|Publisher||Society of Exploration Geophysicists||Language||English|
|Content Type||Conference Paper|
|Title||Frequency Dependent Elastic Properties And Attenuation In Heavy-oil Sands: Comparison Between Measured And Modeled Data|
|Authors||Agnibha Das, Michael Batzle, Colorado School of Mines|
|Source||2010 SEG Annual Meeting, October 17 - 22, 2010 , Denver, Colorado|
|Copyright||2010. Society of Exploration Geophysicists|
We have measured elastic (bulk and shear modulus) and acoustic (compressional and shear wave velocities) properties of heavy-oil sands over a range of frequencies (2 − 2000Hz) covering the seismic bandwidth and at ultrasonic frequencies (0.8MHz). The measurements were carried on heavy-oil sand sample from Asphalt Ridge, Utah at a constant temperature ( 20oC) and different confining pressures using the low frequency experimental setup at Colorado School of Mines. Four different modes of intrinsic attenuation, extensional (QE−1), shear-wave (QS−1), compressional-wave (QP−1) and bulk compressibility (QK−1) were estimated. Both compressional and shear wave velocities show significant dispersion probably due to both the the inherent viscoelastic property of heavy oil and viscoelasticity arising due to oil and sand interactions. The measured attenuation (Q−1) values are significantly high indicating significant loss of energy during wave propagation. We made an attempt to model the measured acoustic properties using effective medium theories. The results show reasonably good agreement between the measured data and modeled response especially at non-zero confining pressures. The measured attenuations were modeled using the Cole-Cole model.
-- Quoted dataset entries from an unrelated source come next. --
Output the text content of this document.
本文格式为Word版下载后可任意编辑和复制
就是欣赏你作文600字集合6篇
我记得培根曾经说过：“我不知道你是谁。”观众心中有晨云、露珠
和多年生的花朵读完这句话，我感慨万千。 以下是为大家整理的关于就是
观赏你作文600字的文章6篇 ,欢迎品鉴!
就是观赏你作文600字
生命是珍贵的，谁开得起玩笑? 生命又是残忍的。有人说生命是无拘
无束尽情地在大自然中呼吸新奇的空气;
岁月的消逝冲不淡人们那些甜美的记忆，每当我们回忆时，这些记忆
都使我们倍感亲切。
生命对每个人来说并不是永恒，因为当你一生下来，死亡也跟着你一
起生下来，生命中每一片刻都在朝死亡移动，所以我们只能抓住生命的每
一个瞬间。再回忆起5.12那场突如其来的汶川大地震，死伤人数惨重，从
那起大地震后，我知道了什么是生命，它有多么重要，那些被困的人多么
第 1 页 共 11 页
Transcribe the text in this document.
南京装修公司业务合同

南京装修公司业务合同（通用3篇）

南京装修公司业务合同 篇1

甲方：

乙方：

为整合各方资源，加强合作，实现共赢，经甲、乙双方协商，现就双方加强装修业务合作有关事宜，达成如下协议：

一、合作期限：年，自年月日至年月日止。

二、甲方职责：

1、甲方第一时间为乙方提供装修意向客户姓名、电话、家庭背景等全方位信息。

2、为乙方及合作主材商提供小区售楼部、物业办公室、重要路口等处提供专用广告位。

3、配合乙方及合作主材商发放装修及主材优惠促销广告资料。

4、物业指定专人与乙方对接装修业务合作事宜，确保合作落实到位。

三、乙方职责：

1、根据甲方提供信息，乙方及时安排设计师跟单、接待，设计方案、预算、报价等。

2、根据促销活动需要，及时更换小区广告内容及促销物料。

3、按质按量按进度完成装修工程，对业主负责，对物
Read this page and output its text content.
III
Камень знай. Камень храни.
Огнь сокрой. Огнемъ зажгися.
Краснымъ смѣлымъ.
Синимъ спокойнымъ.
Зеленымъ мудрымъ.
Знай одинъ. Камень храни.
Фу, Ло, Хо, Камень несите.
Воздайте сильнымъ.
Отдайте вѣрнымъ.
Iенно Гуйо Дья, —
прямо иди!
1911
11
Heavy-oil sands are an important unconventional energy resource. The total inplace volume of heavy-oil is much larger than that of conventional light oil. Current methods of production from heavy-oil reservoirs are dominated by thermal techniques such as in-situ combustion, THAI (Toe to Heel Air Injection) and SAGD (Steam Assisted Gravity Drainage). Acoustic Impedance (AI) difference maps are extensively used for quantitative seismic monitoring of heavy-oil reservoirs undergoing production. Correct understanding of the rock physics of heavy-oil and heavy-oil sands is important for interpreting the AI difference maps in terms of temperature, fluid property and fluid saturation changes. Heavy-oil can exist in three different phases: solid, liquid and quasi-solid (Han et al., 2009). In the quasi-solid state heavy oils have a non-negligible shear modulus that is highly temperature and frequency dependent. Laboratory measured data over a range of frequencies are important for developing our understanding of the frequency depdendent behavior of heavy-oil and heavy-oil sands. Over the last few years laboratory measured elastic properties of heavyoil and heavy-oil sands have been published by a number of researchers (Han et al., 2009, 2008, 2007; Behura et al., 2007). However, most of the published data has been measured either at ultrasonic frequencies or over a limited range of frequencies only. We have measured bulk modulus (K), shear modulus (μ), pwave velocities and s-wave velocities for a heavy oil sand sample sample from Asphalt Ridge, Utah over a wide frequency band that covers the seismic bandwidth and ultrasonics. The measurements were done both as a function of frequency and confining pressure. The studied sample comprises of unconsolidated quartz grains held together only by viscous heavy-oil. The porosity of the sands are approximately 36% and the permeability is also very high. Oil saturation in the sands lie between 85−90%. The remaining 10−15% of the porosity is filled water, but, since the sample comes from an outcrop most of that is expected to have dried out.